Gesellschaft Freunde der Künste
Jürgen Ploog war eine strahlende Ausnahme

Ein Unangepasster unter Konformen - Jürgen Ploog als strahlende Ausnahme der Bildungsstaubigkeit

In der deutschen Literaturlandschaft, die auch im 21. Jahrhundert oft noch von kleinbürgerlichen Konventionen und einer gewissen Bildungsstaubigkeit geprägt ist, erscheint Jürgen Ploog als strahlende Ausnahme.

Sein Werk und sein Leben widersprechen den einengenden Normen, die viele Literaten dieser Zeit in ein enges Korsett pressen.

Ploog war mehr als nur ein Autor; er war ein Berufspilot, ein Weltbürger, der seine Erfahrungen durch die Linse des Lebens selbst betrachtete, nicht nur durch das Prisma der Sprache.

Diese Verbindung von Lebensrealität und literarischem Schaffen macht ihn zu einem einzigartigen und unverwechselbaren Künstler.

Ploogs Bücher – deren Aufzählung an dieser Stelle den Rahmen sprengen würde – sind ein Zeugnis seiner Vielfalt und Unabhängigkeit.

Sie sind, wie er selbst, in ständiger Bewegung, vom Leser jederzeit geöffnet werden können, ob heute, gestern oder morgen.

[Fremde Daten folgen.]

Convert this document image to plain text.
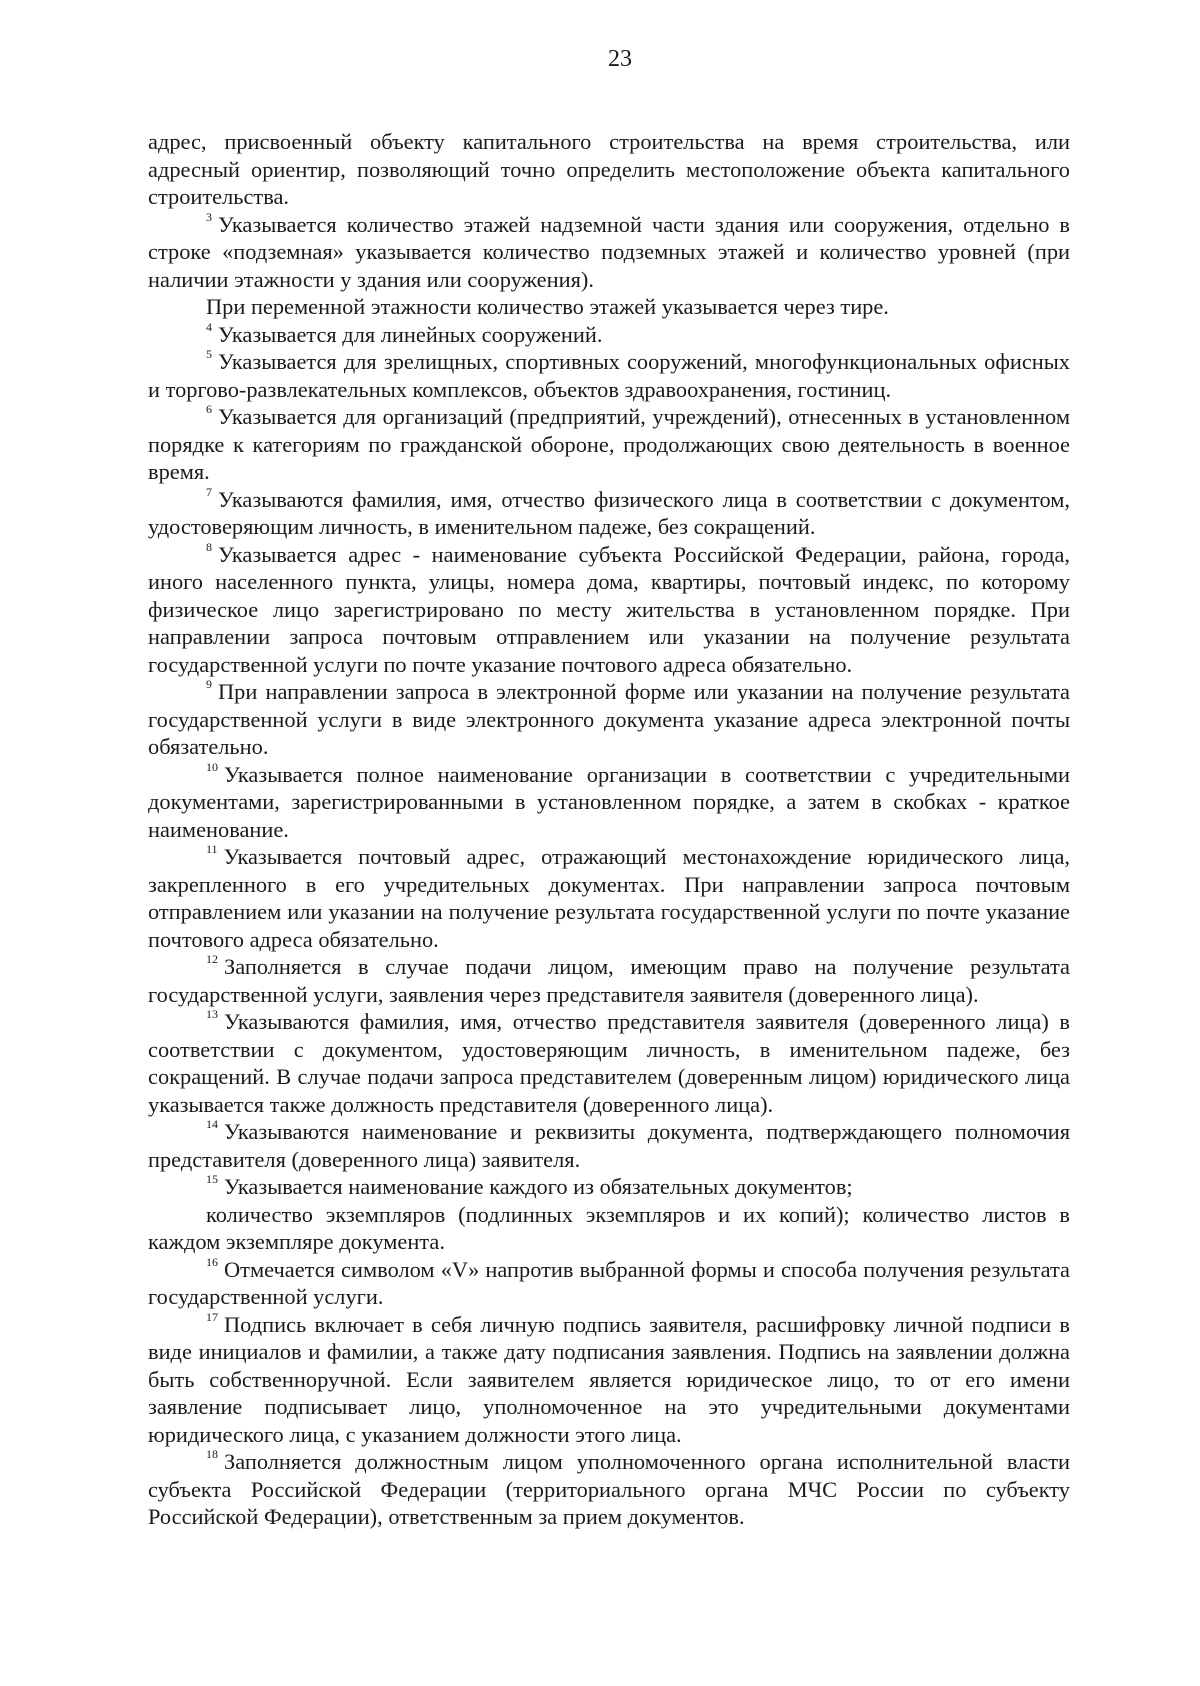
23

адрес, присвоенный объекту капитального строительства на время строительства, или адресный ориентир, позволяющий точно определить местоположение объекта капитального строительства.

$^3$ Указывается количество этажей надземной части здания или сооружения, отдельно в строке «подземная» указывается количество подземных этажей и количество уровней (при наличии этажности у здания или сооружения).

При переменной этажности количество этажей указывается через тире.

$^4$ Указывается для линейных сооружений.

$^5$ Указывается для зрелищных, спортивных сооружений, многофункциональных офисных и торгово-развлекательных комплексов, объектов здравоохранения, гостиниц.

$^6$ Указывается для организаций (предприятий, учреждений), отнесенных в установленном порядке к категориям по гражданской обороне, продолжающих свою деятельность в военное время.

$^7$ Указываются фамилия, имя, отчество физического лица в соответствии с документом, удостоверяющим личность, в именительном падеже, без сокращений.

$^8$ Указывается адрес - наименование субъекта Российской Федерации, района, города, иного населенного пункта, улицы, номера дома, квартиры, почтовый индекс, по которому физическое лицо зарегистрировано по месту жительства в установленном порядке. При направлении запроса почтовым отправлением или указании на получение результата государственной услуги по почте указание почтового адреса обязательно.

$^9$ При направлении запроса в электронной форме или указании на получение результата государственной услуги в виде электронного документа указание адреса электронной почты обязательно.

$^{10}$ Указывается полное наименование организации в соответствии с учредительными документами, зарегистрированными в установленном порядке, а затем в скобках - краткое наименование.

$^{11}$ Указывается почтовый адрес, отражающий местонахождение юридического лица, закрепленного в его учредительных документах. При направлении запроса почтовым отправлением или указании на получение результата государственной услуги по почте указание почтового адреса обязательно.

$^{12}$ Заполняется в случае подачи лицом, имеющим право на получение результата государственной услуги, заявления через представителя заявителя (доверенного лица).

$^{13}$ Указываются фамилия, имя, отчество представителя заявителя (доверенного лица) в соответствии с документом, удостоверяющим личность, в именительном падеже, без сокращений. В случае подачи запроса представителем (доверенным лицом) юридического лица указывается также должность представителя (доверенного лица).

$^{14}$ Указываются наименование и реквизиты документа, подтверждающего полномочия представителя (доверенного лица) заявителя.

$^{15}$ Указывается наименование каждого из обязательных документов;

количество экземпляров (подлинных экземпляров и их копий); количество листов в каждом экземпляре документа.

$^{16}$ Отмечается символом «V» напротив выбранной формы и способа получения результата государственной услуги.

$^{17}$ Подпись включает в себя личную подпись заявителя, расшифровку личной подписи в виде инициалов и фамилии, а также дату подписания заявления. Подпись на заявлении должна быть собственноручной. Если заявителем является юридическое лицо, то от его имени заявление подписывает лицо, уполномоченное на это учредительными документами юридического лица, с указанием должности этого лица.

$^{18}$ Заполняется должностным лицом уполномоченного органа исполнительной власти субъекта Российской Федерации (территориального органа МЧС России по субъекту Российской Федерации), ответственным за прием документов.
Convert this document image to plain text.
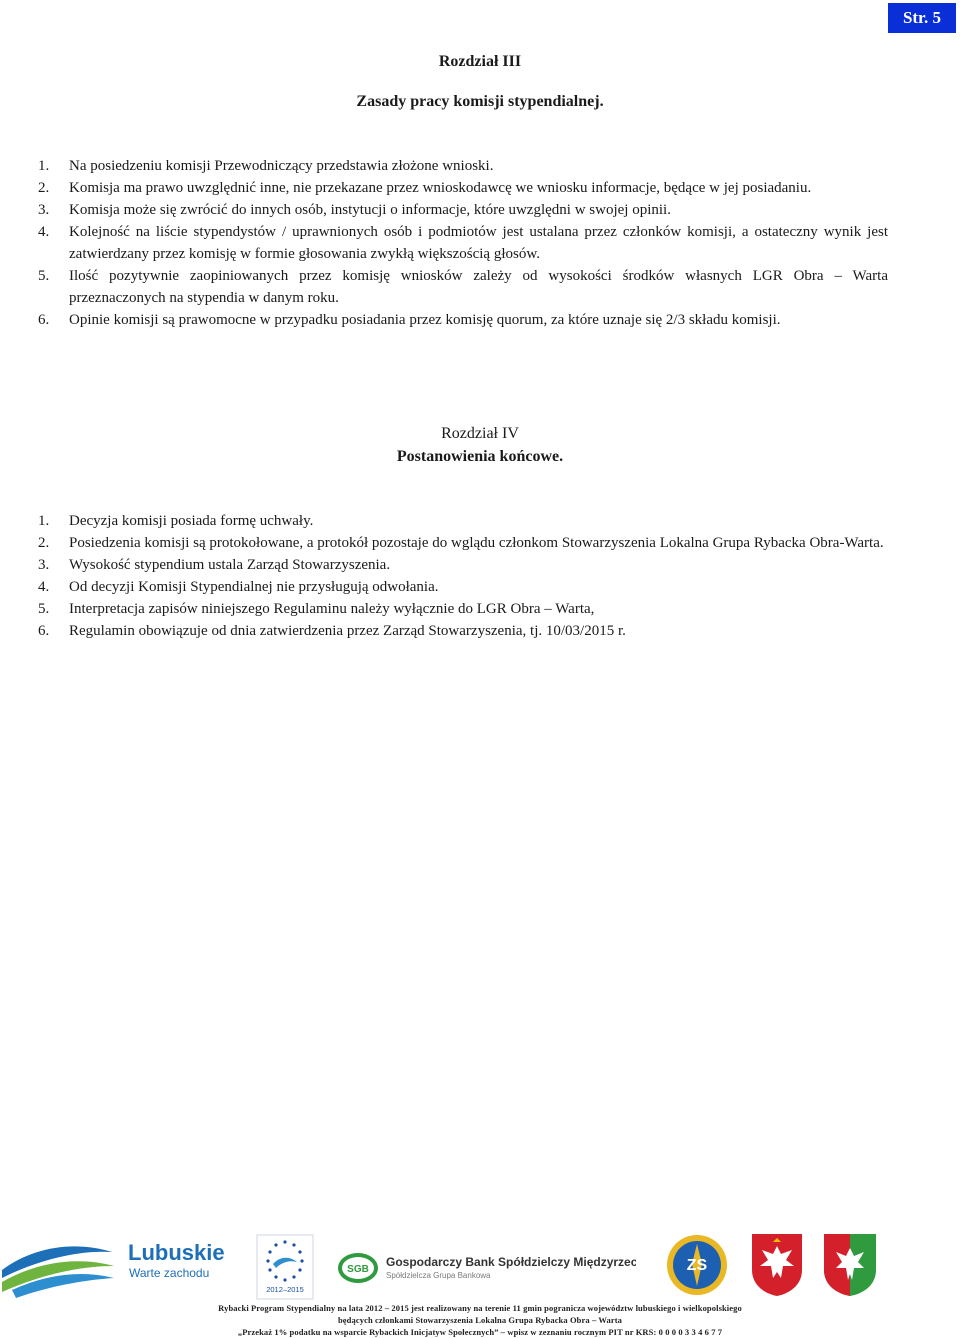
Str. 5
Rozdział III
Zasady pracy komisji stypendialnej.
1.	Na posiedzeniu komisji Przewodniczący przedstawia złożone wnioski.
2.	Komisja ma prawo uwzględnić inne, nie przekazane przez wnioskodawcę we wniosku informacje, będące w jej posiadaniu.
3.	Komisja może się zwrócić do innych osób, instytucji o informacje, które uwzględni w swojej opinii.
4.	Kolejność na liście stypendystów / uprawnionych osób i podmiotów jest ustalana przez członków komisji, a ostateczny wynik jest zatwierdzany przez komisję w formie głosowania zwykłą większością głosów.
5.	Ilość pozytywnie zaopiniowanych przez komisję wniosków zależy od wysokości środków własnych LGR Obra – Warta przeznaczonych na stypendia w danym roku.
6.	Opinie komisji są prawomocne w przypadku posiadania przez komisję quorum, za które uznaje się 2/3 składu komisji.
Rozdział IV
Postanowienia końcowe.
1.	Decyzja komisji posiada formę uchwały.
2.	Posiedzenia komisji są protokołowane, a protokół pozostaje do wglądu członkom Stowarzyszenia Lokalna Grupa Rybacka Obra-Warta.
3.	Wysokość stypendium ustala Zarząd Stowarzyszenia.
4.	Od decyzji Komisji Stypendialnej nie przysługują odwołania.
5.	Interpretacja zapisów niniejszego Regulaminu należy wyłącznie do LGR Obra – Warta,
6.	Regulamin obowiązuje od dnia zatwierdzenia przez Zarząd Stowarzyszenia, tj. 10/03/2015 r.
Lubuskie
Warte zachodu
2012–2015
SGB
Gospodarczy Bank Spółdzielczy Międzyrzecz
Spółdzielcza Grupa Bankowa
ZS
Rybacki Program Stypendialny na lata 2012 – 2015 jest realizowany na terenie 11 gmin pogranicza województw lubuskiego i wielkopolskiego
będących członkami Stowarzyszenia Lokalna Grupa Rybacka Obra – Warta
„Przekaż 1% podatku na wsparcie Rybackich Inicjatyw Społecznych” – wpisz w zeznaniu rocznym PIT nr KRS: 0 0 0 0 3 3 4 6 7 7
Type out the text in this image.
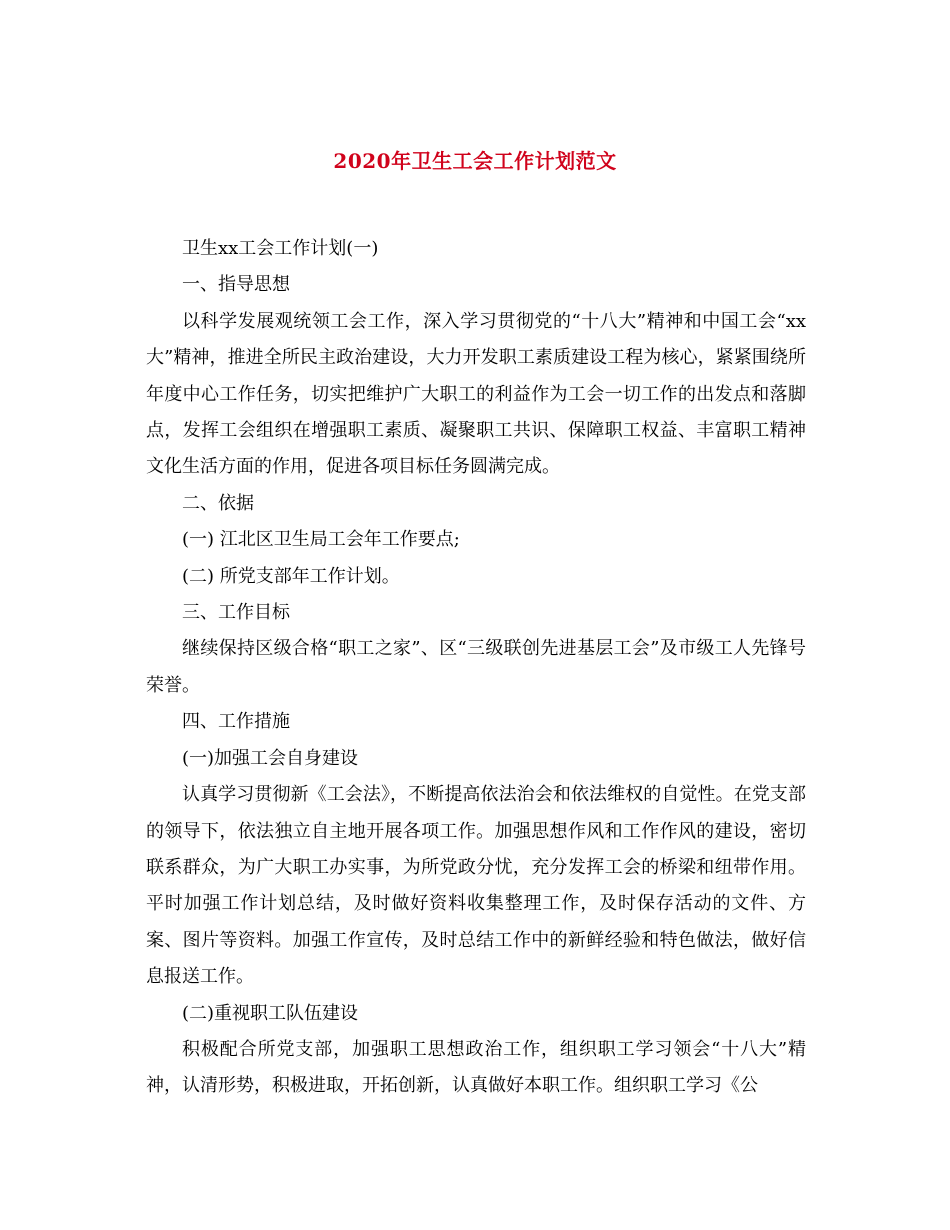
2020年卫生工会工作计划范文

卫生xx工会工作计划(一)

一、指导思想

以科学发展观统领工会工作，深入学习贯彻党的“十八大”精神和中国工会“xx大”精神，推进全所民主政治建设，大力开发职工素质建设工程为核心，紧紧围绕所年度中心工作任务，切实把维护广大职工的利益作为工会一切工作的出发点和落脚点，发挥工会组织在增强职工素质、凝聚职工共识、保障职工权益、丰富职工精神文化生活方面的作用，促进各项目标任务圆满完成。

二、依据

(一) 江北区卫生局工会年工作要点;

(二) 所党支部年工作计划。

三、工作目标

继续保持区级合格“职工之家”、区“三级联创先进基层工会”及市级工人先锋号荣誉。

四、工作措施

(一)加强工会自身建设

认真学习贯彻新《工会法》，不断提高依法治会和依法维权的自觉性。在党支部的领导下，依法独立自主地开展各项工作。加强思想作风和工作作风的建设，密切联系群众，为广大职工办实事，为所党政分忧，充分发挥工会的桥梁和纽带作用。平时加强工作计划总结，及时做好资料收集整理工作，及时保存活动的文件、方案、图片等资料。加强工作宣传，及时总结工作中的新鲜经验和特色做法，做好信息报送工作。

(二)重视职工队伍建设

积极配合所党支部，加强职工思想政治工作，组织职工学习领会“十八大”精神，认清形势，积极进取，开拓创新，认真做好本职工作。组织职工学习《公
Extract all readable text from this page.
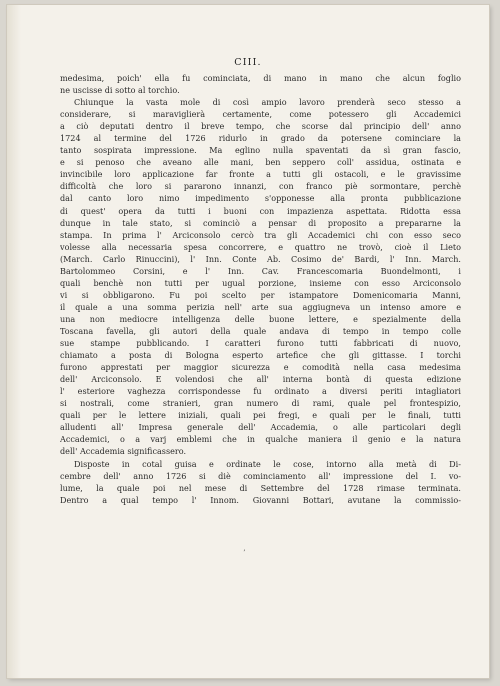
CIII.

medesima, poich' ella fu cominciata, di mano in mano che alcun foglio
ne uscisse di sotto al torchio.

Chiunque la vasta mole di così ampio lavoro prenderà seco stesso a
considerare, si maraviglierà certamente, come potessero gli Accademici
a ciò deputati dentro il breve tempo, che scorse dal principio dell' anno
1724 al termine del 1726 ridurlo in grado da potersene cominciare la
tanto sospirata impressione. Ma eglino nulla spaventati da sì gran fascio,
e si penoso che aveano alle mani, ben seppero coll' assidua, ostinata e
invincibile loro applicazione far fronte a tutti gli ostacoli, e le gravissime
difficoltà che loro si pararono innanzi, con franco piè sormontare, perchè
dal canto loro nimo impedimento s'opponesse alla pronta pubblicazione
di quest' opera da tutti i buoni con impazienza aspettata. Ridotta essa
dunque in tale stato, si cominciò a pensar di proposito a prepararne la
stampa. In prima l' Arciconsolo cercò tra gli Accademici chi con esso seco
volesse alla necessaria spesa concorrere, e quattro ne trovò, cioè il Lieto
(March. Carlo Rinuccini), l' Inn. Conte Ab. Cosimo de' Bardi, l' Inn. March.
Bartolommeo Corsini, e l' Inn. Cav. Francescomaria Buondelmonti, i
quali benchè non tutti per ugual porzione, insieme con esso Arciconsolo
vi si obbligarono. Fu poi scelto per istampatore Domenicomaria Manni,
il quale a una somma perizia nell' arte sua aggiugneva un intenso amore e
una non mediocre intelligenza delle buone lettere, e spezialmente della
Toscana favella, gli autori della quale andava di tempo in tempo colle
sue stampe pubblicando. I caratteri furono tutti fabbricati di nuovo,
chiamato a posta di Bologna esperto artefice che gli gittasse. I torchi
furono apprestati per maggior sicurezza e comodità nella casa medesima
dell' Arciconsolo. E volendosi che all' interna bontà di questa edizione
l' esteriore vaghezza corrispondesse fu ordinato a diversi periti intagliatori
si nostrali, come stranieri, gran numero di rami, quale pel frontespizio,
quali per le lettere iniziali, quali pei fregi, e quali per le finali, tutti
alludenti all' Impresa generale dell' Accademia, o alle particolari degli
Accademici, o a varj emblemi che in qualche maniera il genio e la natura
dell' Accademia significassero.

Disposte in cotal guisa e ordinate le cose, intorno alla metà di Di-
cembre dell' anno 1726 si diè cominciamento all' impressione del I. vo-
lume, la quale poi nel mese di Settembre del 1728 rimase terminata.
Dentro a qual tempo l' Innom. Giovanni Bottari, avutane la commissio-

ʼ
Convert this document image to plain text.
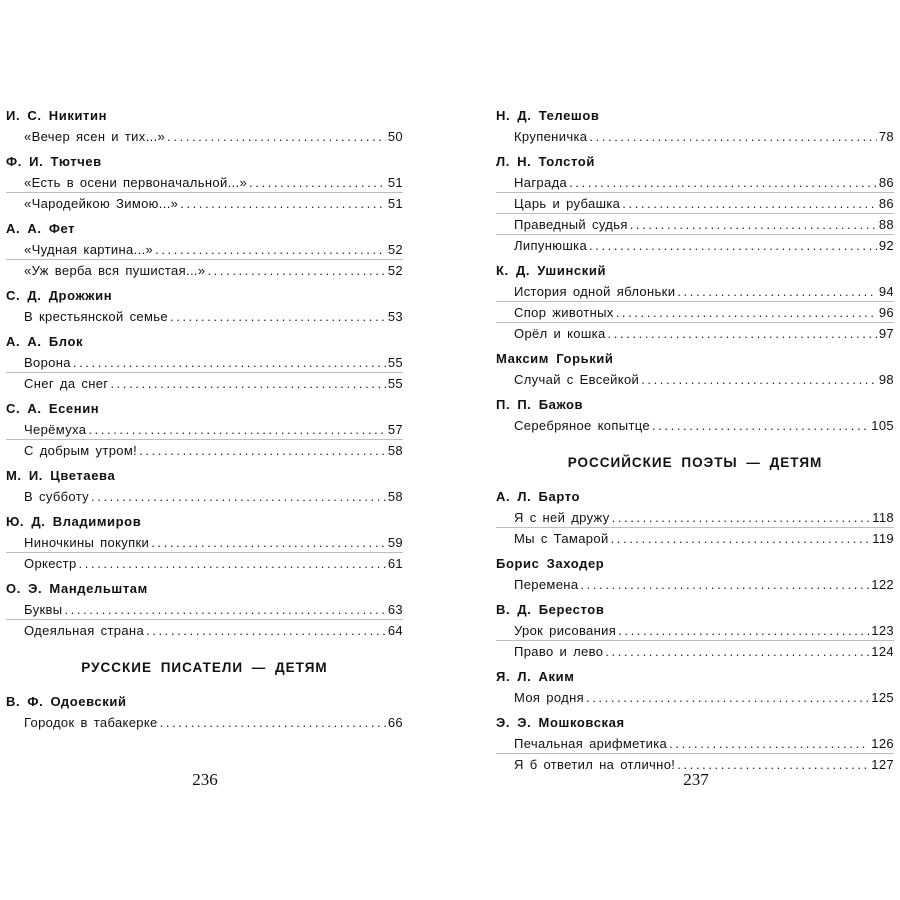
И. С. Никитин
«Вечер ясен и тих...» .....	50
Ф. И. Тютчев
«Есть в осени первоначальной...» .....	51
«Чародейкою Зимою...» .....	51
А. А. Фет
«Чудная картина...» .....	52
«Уж верба вся пушистая...» .....	52
С. Д. Дрожжин
В крестьянской семье .....	53
А. А. Блок
Ворона .....	55
Снег да снег .....	55
С. А. Есенин
Черёмуха .....	57
С добрым утром! .....	58
М. И. Цветаева
В субботу .....	58
Ю. Д. Владимиров
Ниночкины покупки .....	59
Оркестр .....	61
О. Э. Мандельштам
Буквы .....	63
Одеяльная страна .....	64
РУССКИЕ ПИСАТЕЛИ — ДЕТЯМ
В. Ф. Одоевский
Городок в табакерке .....	66
Н. Д. Телешов
Крупеничка .....	78
Л. Н. Толстой
Награда .....	86
Царь и рубашка .....	86
Праведный судья .....	88
Липунюшка .....	92
К. Д. Ушинский
История одной яблоньки .....	94
Спор животных .....	96
Орёл и кошка .....	97
Максим Горький
Случай с Евсейкой .....	98
П. П. Бажов
Серебряное копытце .....	105
РОССИЙСКИЕ ПОЭТЫ — ДЕТЯМ
А. Л. Барто
Я с ней дружу .....	118
Мы с Тамарой .....	119
Борис Заходер
Перемена .....	122
В. Д. Берестов
Урок рисования .....	123
Право и лево .....	124
Я. Л. Аким
Моя родня .....	125
Э. Э. Мошковская
Печальная арифметика .....	126
Я б ответил на отлично! .....	127
236	237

Es gibt in seinen Erzählungen oft keinen fest definierten Anfang oder Ende; vielmehr entfaltet sich ein Weg voller Überraschungen, der den Leser zu neuen Perspektiven und unerwarteten Einsichten führt.

Dies macht seine Werke zeitlos und relevant, auch wenn der deutschen Feuilleton-Welt oft die Augen vor ihrer Farbe und Unkonventionalität verschlossen bleiben.

Der Westend Verlag würdigt nun in der Edition W diesen außergewöhnlichen Künstler mit der Veröffentlichung eines Buches, das auf unveröffentlichtes Material aus Ploogs Nachlass zurückgreift.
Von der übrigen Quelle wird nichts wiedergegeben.